Un constat qui se double du fait que les jeunes adultes vivant en ménage monoparental consomment une plus faible quantité moyenne de fruits et légumes que les jeunes adultes vivant en ménage biparental. Les champions de la consommation de légumes et de fruits étant les couples sans enfants.

Autre constat en matière de boissons sucrées, des trois régions du pays, c’est en Flandre qu’on en consomme le plus.

 

En Belgique une autre dimension sociale importante est également à prendre en compte dans le cadre d’une politique visant à favoriser une alimentation bonne pour la santé : celle des migrations.

« En 2011, 14,8% des résidents belges étaient nés à l’étranger », rappelle Manon Rouche, chercheuse à l’École de Santé Publique de l’ULB. « Avec une situation toute particulière pour la Région de Bruxelles-Capitale où 42% de la population ne sont pas nés dans le pays ».

Son travail se base sur des données de l’enquête « Comportements, bien-être et santé des élèves » (Health Behaviour in School-Aged Children – HBSC) réalisée en 2014 dans des écoles francophones et néerlandophones en Belgique.

Son but ? Estimer les disparités socio-économiques relatives aux habitudes alimentaires selon le statut migratoire des adolescents en Belgique en 2014.

Ses constats : les immigrants ont des comportements alimentaires contrastés. Ils sont généralement plus favorables à la santé en ce qui concerne une bonne consommation de fruits, de légumes et de poisson, mais moins favorables à la santé en ce qui concerne la consommation de chips, frites et de boissons sucrées.

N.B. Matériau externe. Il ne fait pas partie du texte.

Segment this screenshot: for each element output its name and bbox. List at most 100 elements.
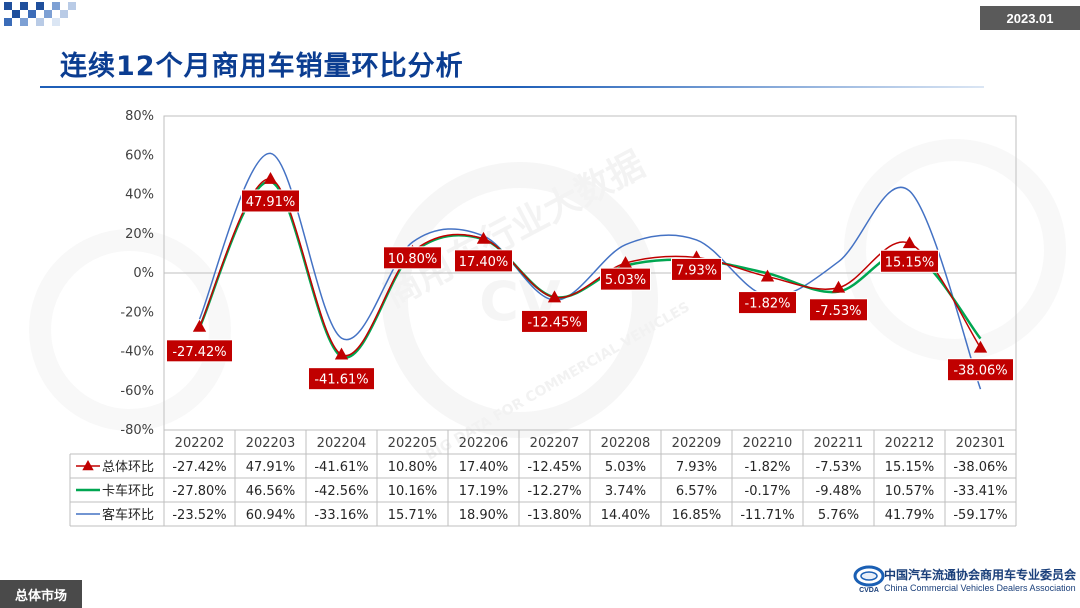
x-tick-label: 202211 <box>814 436 864 451</box>
x-tick-label: 202205 <box>388 436 438 451</box>
legend-label: 卡车环比 <box>102 483 154 499</box>
svg-text:15.15%: 15.15% <box>885 255 935 270</box>
y-axis: 80% 60% 40% 20% 0% -20% -40% -60% -80% <box>120 109 154 438</box>
data-label-total: -1.82% <box>738 291 797 315</box>
table-cell-truck: 3.74% <box>605 484 646 499</box>
table-cell-bus: 16.85% <box>672 508 722 523</box>
data-label-total: -41.61% <box>308 367 375 391</box>
y-tick-label: -20% <box>120 305 154 320</box>
legend-label: 总体环比 <box>102 460 154 475</box>
legend-label: 客车环比 <box>102 507 154 523</box>
date-badge: 2023.01 <box>980 6 1080 30</box>
data-point-total <box>547 290 562 303</box>
data-point-total <box>902 236 917 249</box>
table-cell-bus: -23.52% <box>172 508 226 523</box>
table-cell-bus: -11.71% <box>740 508 794 523</box>
data-point-total <box>973 340 988 353</box>
table-cell-truck: 10.57% <box>885 484 935 499</box>
legend-entry-total: 总体环比 <box>76 460 154 475</box>
data-point-total <box>760 269 775 282</box>
table-cell-truck: -9.48% <box>816 484 862 499</box>
table-cell-bus: 18.90% <box>459 508 509 523</box>
svg-text:-38.06%: -38.06% <box>953 364 1007 379</box>
table-cell-bus: 15.71% <box>388 508 438 523</box>
checker-decoration <box>4 2 76 26</box>
table-cell-truck: 10.16% <box>388 484 438 499</box>
svg-text:-1.82%: -1.82% <box>745 297 791 312</box>
table-cell-bus: -13.80% <box>527 508 581 523</box>
watermark-ring <box>844 139 1066 361</box>
y-tick-label: -80% <box>120 423 154 438</box>
page-title: 连续12个月商用车销量环比分析 <box>60 51 464 82</box>
data-label-total: -12.45% <box>521 309 588 333</box>
series-lines <box>192 152 988 390</box>
data-point-total <box>476 231 491 244</box>
table-cell-total: -27.42% <box>172 460 226 475</box>
data-point-total <box>334 347 349 360</box>
y-tick-label: 20% <box>125 227 154 242</box>
x-tick-label: 202202 <box>175 436 225 451</box>
table-cell-total: 17.40% <box>459 460 509 475</box>
table-cell-truck: 6.57% <box>676 484 717 499</box>
table-cell-total: -1.82% <box>745 460 791 475</box>
x-tick-label: 202204 <box>317 436 367 451</box>
table-cell-total: -41.61% <box>314 460 368 475</box>
table-cell-truck: -33.41% <box>953 484 1007 499</box>
data-label-total: 5.03% <box>600 267 651 291</box>
table-cell-truck: -12.27% <box>527 484 581 499</box>
svg-text:-41.61%: -41.61% <box>314 373 368 388</box>
data-point-total <box>618 256 633 269</box>
data-label-total: -38.06% <box>947 358 1014 382</box>
legend-entry-bus: 客车环比 <box>76 507 154 523</box>
data-point-total <box>263 171 278 184</box>
x-tick-label: 202212 <box>885 436 935 451</box>
table-cell-bus: 5.76% <box>818 508 859 523</box>
legend-entry-truck: 卡车环比 <box>76 483 154 499</box>
svg-text:CVDA: CVDA <box>859 587 879 594</box>
table-cell-total: -38.06% <box>953 460 1007 475</box>
svg-text:-27.42%: -27.42% <box>172 345 226 360</box>
svg-text:-7.53%: -7.53% <box>816 304 862 319</box>
x-tick-label: 202203 <box>246 436 296 451</box>
data-label-total: 15.15% <box>880 249 939 273</box>
table-cell-total: -7.53% <box>816 460 862 475</box>
data-table: 202202 202203 202204 202205 202206 202207 2022… <box>69 429 1017 527</box>
table-cell-bus: 14.40% <box>601 508 651 523</box>
table-cell-total: -12.45% <box>527 460 581 475</box>
data-point-total <box>831 280 846 293</box>
svg-text:5.03%: 5.03% <box>605 273 646 288</box>
table-cell-truck: 46.56% <box>246 484 296 499</box>
section-tag: 总体市场 <box>0 580 82 608</box>
svg-text:17.40%: 17.40% <box>459 255 509 270</box>
table-cell-total: 10.80% <box>388 460 438 475</box>
table-cell-truck: -0.17% <box>745 484 791 499</box>
watermark-ring <box>382 162 658 438</box>
svg-text:47.91%: 47.91% <box>246 195 296 210</box>
table-cell-bus: -59.17% <box>953 508 1007 523</box>
table-cell-truck: -27.80% <box>172 484 226 499</box>
table-cell-truck: -42.56% <box>314 484 368 499</box>
table-cell-bus: -33.16% <box>314 508 368 523</box>
y-tick-label: 40% <box>125 188 154 203</box>
y-tick-label: 60% <box>125 148 154 163</box>
data-label-total: -7.53% <box>809 298 868 322</box>
y-tick-label: -40% <box>120 345 154 360</box>
legend-marker-total <box>82 460 94 471</box>
table-cell-total: 7.93% <box>676 460 717 475</box>
data-label-total: -27.42% <box>166 339 233 363</box>
x-tick-label: 202301 <box>956 436 1006 451</box>
data-label-total: 10.80% <box>383 246 442 270</box>
table-cell-bus: 41.79% <box>885 508 935 523</box>
table-cell-total: 15.15% <box>885 460 935 475</box>
y-tick-label: 80% <box>125 109 154 124</box>
watermark-ring <box>29 229 231 431</box>
table-cell-bus: 60.94% <box>246 508 296 523</box>
title-divider <box>40 86 984 88</box>
table-cell-total: 5.03% <box>605 460 646 475</box>
data-label-total: 17.40% <box>454 249 513 273</box>
table-cell-truck: 17.19% <box>459 484 509 499</box>
svg-text:7.93%: 7.93% <box>676 263 717 278</box>
org-name-en: China Commercial Vehicles Dealers Associ… <box>884 583 1076 593</box>
data-point-total <box>192 319 207 332</box>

Une situation qui tend à évoluer avec le temps suite au phénomène d’acculturation. C’est à dire l’intégration partielle au fil du temps des habitudes culturelles et alimentaires de la population hôte tout en maintenant une partie de ses comportements d’origine.

Au final, Manon Rouche estime que les habitudes alimentaires des adolescents en Belgique ne sont globalement pas favorables à la santé.